Aqui, no nosso bom e sofrido Ceará, estamos vivenciando o “Escândalo dos Banheiros”, caso em que verbas públicas para a construção de kits sanitários foram desviadas de seus propósitos, resultando na não execução das obras a que foram destinadas. Os principais envolvidos no caso são um ex-deputado e Presidente (atualmente afastado) do TCE, e seu filho deputado.
O caso está sendo investigado com "todo rigor”, e três servidores de escalões inferiores foram indiciados na esfera da administração pública. Na outra ponta, a privada, estão “presidentes de associações municipais”. “Bois de piranha”, claro. Sabe-se lá quanto de extra estão levando no bolso para encarar a situação no mais absoluto silêncio.
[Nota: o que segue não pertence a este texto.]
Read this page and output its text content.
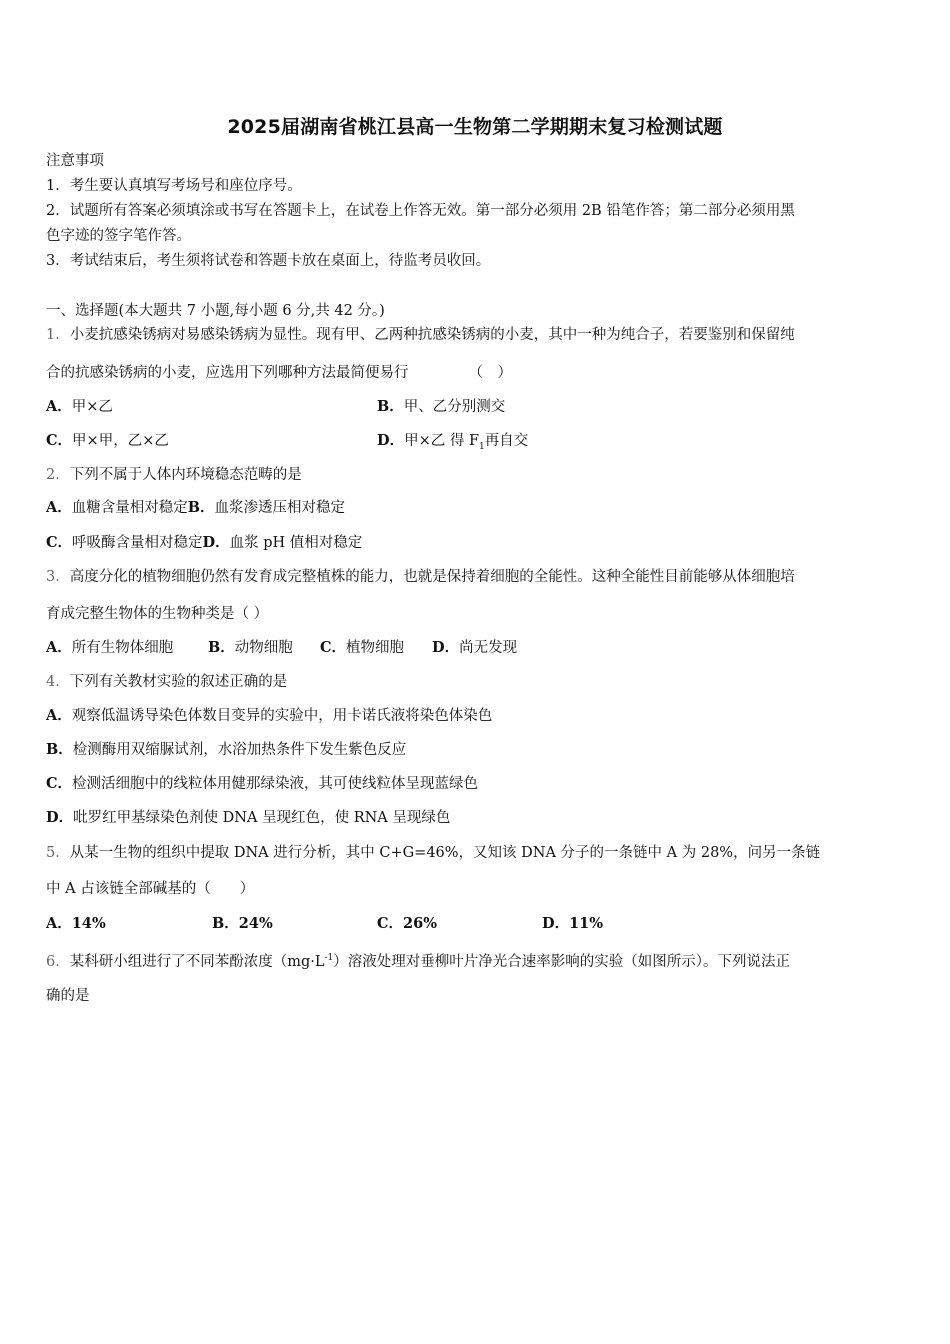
2025届湖南省桃江县高一生物第二学期期末复习检测试题
注意事项
1．考生要认真填写考场号和座位序号。
2．试题所有答案必须填涂或书写在答题卡上，在试卷上作答无效。第一部分必须用 2B 铅笔作答；第二部分必须用黑
色字迹的签字笔作答。
3．考试结束后，考生须将试卷和答题卡放在桌面上，待监考员收回。
一、选择题(本大题共 7 小题,每小题 6 分,共 42 分。)
1．小麦抗感染锈病对易感染锈病为显性。现有甲、乙两种抗感染锈病的小麦，其中一种为纯合子，若要鉴别和保留纯
合的抗感染锈病的小麦，应选用下列哪种方法最简便易行	（　）
A．甲×乙	B．甲、乙分别测交
C．甲×甲，乙×乙	D．甲×乙 得 $F_1$再自交
2．下列不属于人体内环境稳态范畴的是
A．血糖含量相对稳定B．血浆渗透压相对稳定
C．呼吸酶含量相对稳定D．血浆 pH 值相对稳定
3．高度分化的植物细胞仍然有发育成完整植株的能力，也就是保持着细胞的全能性。这种全能性目前能够从体细胞培
育成完整生物体的生物种类是（ ）
A．所有生物体细胞 B．动物细胞 C．植物细胞 D．尚无发现
4．下列有关教材实验的叙述正确的是
A．观察低温诱导染色体数目变异的实验中，用卡诺氏液将染色体染色
B．检测酶用双缩脲试剂，水浴加热条件下发生紫色反应
C．检测活细胞中的线粒体用健那绿染液，其可使线粒体呈现蓝绿色
D．吡罗红甲基绿染色剂使 DNA 呈现红色，使 RNA 呈现绿色
5．从某一生物的组织中提取 DNA 进行分析，其中 C+G=46%，又知该 DNA 分子的一条链中 A 为 28%，问另一条链
中 A 占该链全部碱基的（　　）
A．14%	B．24%	C．26%	D．11%
6．某科研小组进行了不同苯酚浓度$(mg\cdot L^{-1})$溶液处理对垂柳叶片净光合速率影响的实验（如图所示）。下列说法正
确的是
A coisa segue a linha “imoral, porém, legal”. Homens públicos, lidando com verbas públicas, pai e filho fizeram tudo de forma a não se exporem, ficando na retaguarda e na engorda dos seus caixas dois; enquanto “presidentes de associações”, todos, de uma forma ou outra vinculados aos chefões, são indicados como responsáveis pela falcatrua. Não sou criminalista, mas acredito que, a se confirmarem os fatos pela justiça, formação de quadrilha cairá bem ao nobre presidente e ao jovem deputado, além da tipificação da fraude em si.
Deixando de lado os aspectos legais e morais, vamos aos sociais. Há anos construí kits sanitários num município próximo a Fortaleza. Salvo engano foram 147 unidades. A obra foi executada por construtora regularmente estabelecida, da qual eu era o engenheiro responsável, e beneficiou igual número de famílias carentes.
O contrato foi de difícil execução devido à pulverização das unidades a serem construídas, espalhadas por bairros e distritos distantes. Fizemos um planejamento estratégico onde estabelecemos pequenos centros de distribuição de materiais, visto ser quase impossível fazê-la ponto a ponto. Encostado material num desses pontos durante o dia, à noite, por vezes, a própria população beneficiada subtraía parte dele. Em outras palavras, roubava-nos. Mas a empreitada estava contratada e tínhamos que executar, então procuramos as soluções mais adequadas para tocarmos a obra.
O serviço foi concluído no prazo e TODOS os 147 banheiros entregues, processo este acompanhado por assistente social, fiscalização do órgão federal competente e prefeitura local. Se não deu prejuízo, quase empatou, isto devido aos problemas de logística já mencionados.
Quero aqui relatar o que vi durante este período. Famílias morando em lugares isolados, crianças raquíticas, casas de taipa e chão batido, moscas em profusão, panelas vazias, cachorros pulguentos transitando para lá e para cá. Gente sem instrução, sem formação, abandonados à própria sorte. Moças bonitas e... Desdentadas. Garotos alheios ao mundo profissional que lhes aguarda, mulheres e homens envelhecidos precocemente e sem expectativas de dias menos sofridos. Os beneficiados pelos kits sanitários até então faziam suas necessidades no mato, literalmente. Triste. Apesar de tudo isso, por onde andávamos sempre nos ofereciam um cafezinho com um sorriso encabulado... Quando tinham café (o sorriso nunca faltou).
Essa quadrilha roubou dinheiro público da sociedade, isso é fato. Roubaram de forma indireta, disfarçada. Mas desse povo sofrido e carente de tudo, roubaram diretamente, tirando-lhe o benefício concedido pelo Estado de ter um simples banheiro em casa e melhores condições higiênicas. Um pequeno sonho de melhoria, impossível de ser alcançado por meios próprios. Do Estado, por sua vez, roubaram uma parcela significativa de um programa sério de saúde pública, comprometendo seus resultados a médio e longo prazos. Falta gravíssima, dadas as circunstâncias de subsistência da população beneficiada.
Agora pergunto: o que merecem os autores de um crime como esse?